Best Par 3: 15th Hole – 224 Yards – The downhill 15th offers players a great look at the green and develop a clear plan for attacking the flag. Players that don't have the length to fly their ball to the green will be happy to see the open approach to the putting surface but will need enough umph on the ball to get over the sloped edges. Going pinseeking to a back right pin should be reserved for the highest caliber of players or for those down in a match looking to make something special happen.
Best Par 4: 7th Hole – 395 Yards – Playing this hole made me think I was at Cypress Point with stunning MacKenzie-like bunkering framed by distinct coastal trees and intriguing movement in the terrain. A half dozen bunkers line the inside of this dogleg right while a lone bunker on the left acts as an aiming point 290 yards down the hill. Beauty and strategy collide on this two-shotter that you are sure to remember.
Best Par 5: 8th Hole – 550 Yards – Avoid the fairway bunkers is critical to success on this heavily sanded hole that plays downhill off the tee before ascending back up to the greensite. A series of bunkers cut diagonally across the hole but don't come into play until the second shot for most players. The third shot is the maker or breaker on this hole as the green is quite narrow but plenty deep. Approach shots that are off line may find themselves in one of the bunkers right of the green while missing left leaves you in long rough there you'll be challenged to create sufficient spin from to chip it close to the flag.
Birdie Time: 6th Hole – 265 Yard Par 4 – These type of holes are just flat out fun! An excellent risk reward opportunity awaits on the 6th where players can go for the green bay aiming towards the opening up the right side or settling for laying up short of the five bunkers protecting the landing area and green.
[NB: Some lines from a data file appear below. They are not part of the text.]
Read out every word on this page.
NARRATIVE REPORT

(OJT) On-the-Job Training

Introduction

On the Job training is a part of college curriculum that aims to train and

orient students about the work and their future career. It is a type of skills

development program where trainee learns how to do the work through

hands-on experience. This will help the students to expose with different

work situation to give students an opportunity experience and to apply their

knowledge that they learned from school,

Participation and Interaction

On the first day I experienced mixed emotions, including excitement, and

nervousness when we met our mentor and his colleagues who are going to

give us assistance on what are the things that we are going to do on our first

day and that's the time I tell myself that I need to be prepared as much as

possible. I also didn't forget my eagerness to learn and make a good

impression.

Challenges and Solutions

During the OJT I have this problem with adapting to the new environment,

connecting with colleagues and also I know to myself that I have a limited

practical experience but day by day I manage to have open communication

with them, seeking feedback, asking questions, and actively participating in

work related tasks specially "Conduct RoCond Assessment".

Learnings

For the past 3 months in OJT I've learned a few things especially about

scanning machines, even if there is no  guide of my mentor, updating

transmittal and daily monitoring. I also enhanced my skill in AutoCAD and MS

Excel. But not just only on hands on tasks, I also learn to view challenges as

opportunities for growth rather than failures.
Players with good hang time with their shots would be foolish, or at least no fun, to not try to reach the green that sits 50 feet above the tee box.. Low ball players may elect to hit a sub-225 yard shot which will stay short of the trouble and leave a short shot into the angled green. WIth different wind conditions and how your game feels at the time, there are tons of ways you may choose to approach this hole and what can be more fun than the kind of variety? Not taking a birdie here will cost you a half stroke on the field.
Bogey Beware: 11th Hole – 449 Yard Par 4 – While the tee shot looks fairly welcoming, this hole is much more treacherous than it leads on. The tee shot should hug the right side of this dogleg right without getting so close that the cypress trees around the corner block you out on your second shot. Teeing off straight away isn't always the solution either since bunkering awaits tee balls that roll downhill through the fairway. The approach shot plays more uphill than most players imagine so you'll want to take plenty of club while attacking this green while managing to hit it high and soft enough to hold the putting surface. Sound like a challenge? That's why it's the Bogey Beware hole.
Recommended AccommodationsMonterey Tides - When you go to California you want to experience the beach and ocean as much as possible and few places rival what Monterey Tides Boutique Hotel offers with its beachside location on Monterey Bay. With oceanfront rooms and restaurant boasting expansive views of the water, your eyes will never tire of the beauty offered. You can even a bonfire and s'mores kit to enjoy on the beach after sunset. If getting salty isn't your thing then a heated pool is available to lounge in. With great good and exceptional views, Monterey Tides is a must-stay while golfing at Black Horse Bayonet.